Chicken Parmesan Salad

7 Jun

This is my new favorite salad!! I absolutely love everything about this! Ok, not quite everything, but almost. It was a little heavy on the breadcrumbs, so next time I will be cutting way back on those. I also like my salad dressing to have a bit more tang in it than this one creates, so I added a lot more vinegar and garlic than the recipe calls for. My suggestion would be to just taste it as you go. But seriously, if you love chicken parmesan you HAVE to make this salad!! I know the salad doesn’t look all that great, but I am telling you…it has everything there is to love in chicken parmesan, minus the grease and the pasta!

**Recipe from Food Network Magazine

Chicken Parmesan Salad

1 plum tomato, halved
4 sun-dried tomatoes packed in oil, plus 2 tablespoons oil from the jar
2 tablespoons red wine vinegar
1 clove garlic
1/2 teaspoon dried oregano
1 bunch fresh basil, torn
1/3 cup grated Parmesan
Kosher salt and freshly ground pepper
2 skinless, boneless chicken breasts (about 1 pound)
3 tablespoons extra-virgin olive oil
1 cup panko breadcrumbs
2 tablespoons chopped fresh parsley
8 cups Italian-blend salad greens or baby arugula
8 ounces bocconcini (small mozzarella balls), quartered (these are like ten bucks at publix…I just cut up regular mozzarella. Not quite the same, I know, but it got the job done.)

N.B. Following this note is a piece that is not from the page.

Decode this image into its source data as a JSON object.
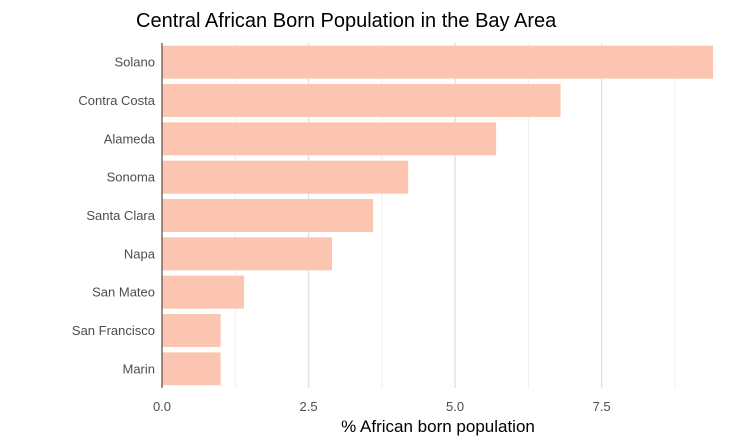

Preheat a grill to high. Puree the plum tomato, sun-dried tomatoes, vinegar, garlic, oregano, a few basil leaves and 2 tablespoons parmesan in a blender, drizzling in the sun-dried tomato oil until smooth. Add 2 to 3 tablespoons water, if needed; season with salt and pepper.

Halve the chicken breasts horizontally to make four 1/4-inch-thick cutlets. Brush with 1 tablespoon olive oil and season with salt and pepper. Grill the chicken until marked on the bottom, about 4 minutes, then turn and grill until cooked through, about 3 more minutes. Transfer to a cutting board.

Heat the remaining 2 tablespoons olive oil in a large skillet over medium-high heat. Add the breadcrumbs, season with salt and pepper and cook, stirring occasionally, until golden, about 2 minutes. Add the remaining 3 tablespoons plus 1 teaspoon parmesan and the parsley and cook until toasted, about 1 more minute.

Toss the salad greens and remaining basil in a large bowl. Cut the chicken into pieces and add to the greens along with the mozzarella. Toss with the dressing, then sprinkle with the breadcrumb mixture.